Birkenstock Holding (NYSE:BIRK) reported better-than-anticipated revenue and adjusted EBITDA for the fiscal first quarter and reiterated its outlook for 2024.
BIRK shares rose 0.5% in premarket trading Thursday.
For the Q1, the shoemaker revealed a loss per share of $0.04. Revenue came in at $302.9 million, up 26% year-over-year, and topping the consensus estimate of $288.2 million.
The adjusted EBITDA stood at €81 million, also surpassing the predicted €75.9 million.
Birkenstock said its direct-to-consumer (DTC) sales grew 30% on a constant currency basis, increasing DTC's share of total revenue by 100 basis points to 53%.

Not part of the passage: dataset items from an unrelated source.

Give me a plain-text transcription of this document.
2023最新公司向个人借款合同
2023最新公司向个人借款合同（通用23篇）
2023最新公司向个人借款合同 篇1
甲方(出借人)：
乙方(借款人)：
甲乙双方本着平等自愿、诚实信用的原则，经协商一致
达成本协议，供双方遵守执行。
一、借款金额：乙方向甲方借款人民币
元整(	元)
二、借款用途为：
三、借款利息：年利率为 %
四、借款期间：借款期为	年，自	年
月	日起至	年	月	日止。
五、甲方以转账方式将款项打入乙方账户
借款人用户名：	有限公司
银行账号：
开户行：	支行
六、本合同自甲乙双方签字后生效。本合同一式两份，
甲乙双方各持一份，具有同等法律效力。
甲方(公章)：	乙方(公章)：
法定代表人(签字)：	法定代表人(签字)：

This growth was complemented by a 22% rise in business-to-business (B2B) revenue on a constant currency basis.
Still, the company’s gross profit margin saw a slight decline to 61.0% from 61.7%, which it attributed to adverse currency effects and temporary costs associated with capacity expansion.
Looking ahead, Birkenstock said it remains confident in its financial projections for 2024.
The company anticipates maintaining a gross profit margin above 60% and aims for an adjusted EBITDA margin in the low thirties, reaffirming its previous guidance.
“Our results for the first quarter of 2024 once again demonstrate the resilience of our business model and the strong sustained demand for our products. Given our engineered distribution model, demand continues to outpace supply in all regions, channels and categories,” said Oliver Reichert, CEO of Birkenstock Group.
“As previously communicated, our strategic investments into future growth are having a planned, temporary impact on our profitability,” he added.